Writer-director Michael Phillip Edwards drew inspiration for his spooky comedy Blood from a Jamaican storyteller he knew in childhood, a man named Parsons, whose wild tales mixed moral imperative, ominous foreboding and pitch-black humor.

Blood, the title character, is a terrifying ten foot tall succubus, who attacks an unhappily married couple and demands they lay their most lurid sexual fantasies before her — or face certain death.

Once passionately in lust, He (Phrederic Semaj) and She (Maria Tomas) wed spontaneously and rashly, the ceremony officiated by a voodoo priestess whose idea of a good joke was to bond the pair forever to this insatiable demon.

Alas, the couple’s sex life is now stalled at ground zero, so their efforts to comply with the creature’s thunderous command at first seem frenzied and futile.

Eventually “He” rises to the challenge with a raw and troubling image: As a black schoolboy, he’s tied to a chair, while his sexy white teacher taunts him provocatively about his secret desires. The woman's vicious racism, her malicious intent to humiliate a person of color, are crystal clear.

Later “She” comes up with description of a blazing-hot carnal coupling, with herself at its center. This fantasy takes him aback; she’d been shutting him out for years, countering his pleas for sex with ridicule and rejection.

Rhythmic and compelling, Blood starts out as the story of a man and woman’s relationship gone awry, then shifts to a kind of carnivalesque freakshow whose main purpose is to entertain. There’s a ripple of a Faustian bargain beneath it all, the suggestion that those who demand too much will pay a price.

Tasked with vocalizing the ogress who threatens them, as well as portraying her frightened victims, the two performers work hard, conjuring a spine-tingling specter with only their vocal cords. Kudos for that.

The play’s most dramatic moment is surely Semaj’s depiction of a bound and sexually harassed black child. Almost painful to watch, it was for me the highlight of the play. Elsewhere, the performer is solid as a sophisticated but sexually frustrated man trying desperately to repair his marriage.

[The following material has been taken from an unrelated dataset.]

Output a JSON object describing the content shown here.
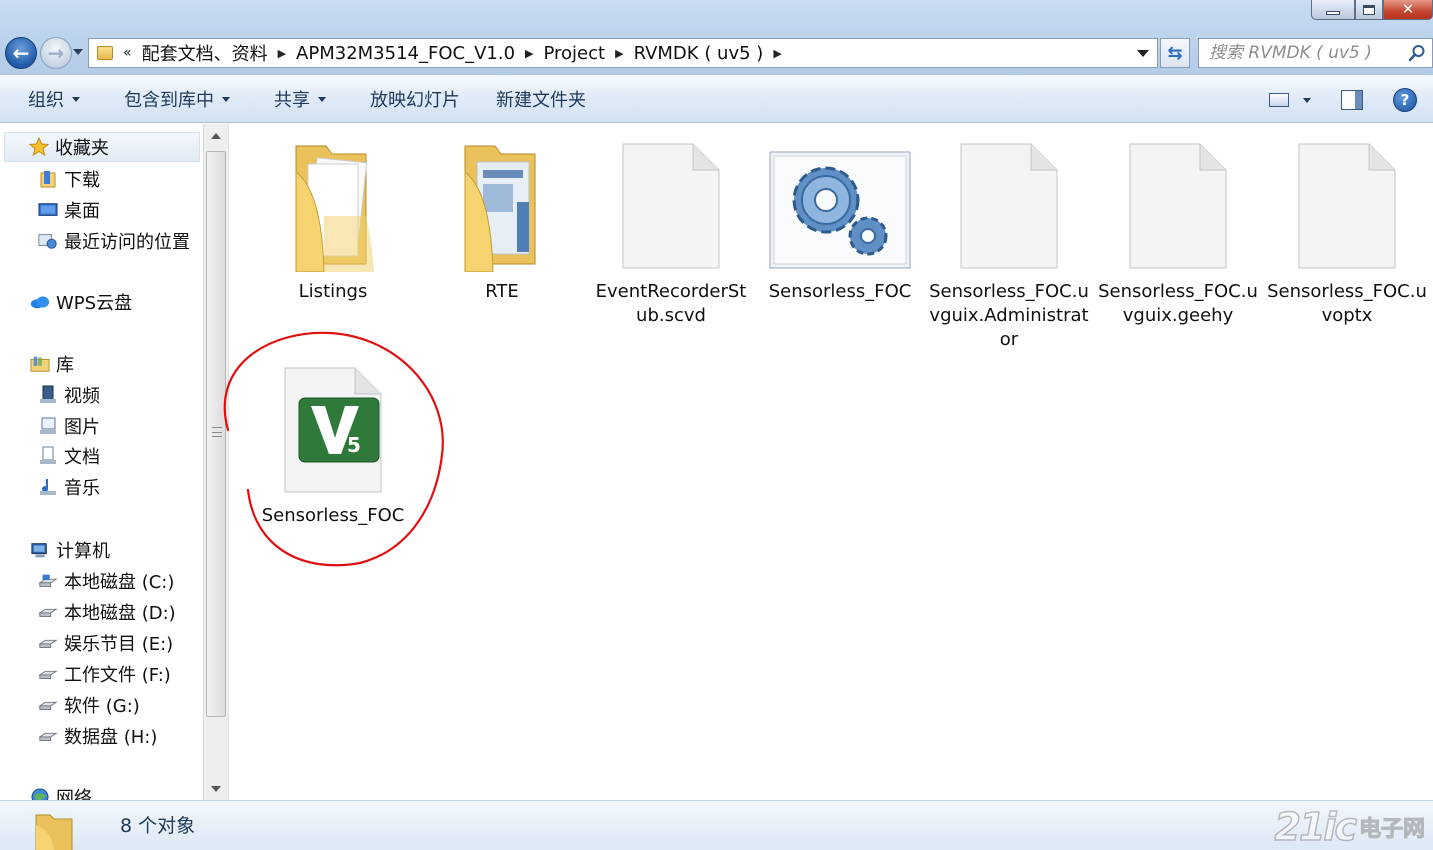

The production’s weakest element is Tomas’ rendering of the woman, who is bitter and shrewish and deaf to her partner’s pleas to resolve their problem. There’s no hint of vulnerability in this interpretation, nothing to explain the character’s miserable temper. Some of that may have to do with the writing , though. As insightful as Edward's' writing is, as skillfully as he choreographs the collapse of their union, the story’s perspective is definitively male.

Theatre Theater, 5041 Pico Blvd., L.A. through May 30. brownpapertickets.com.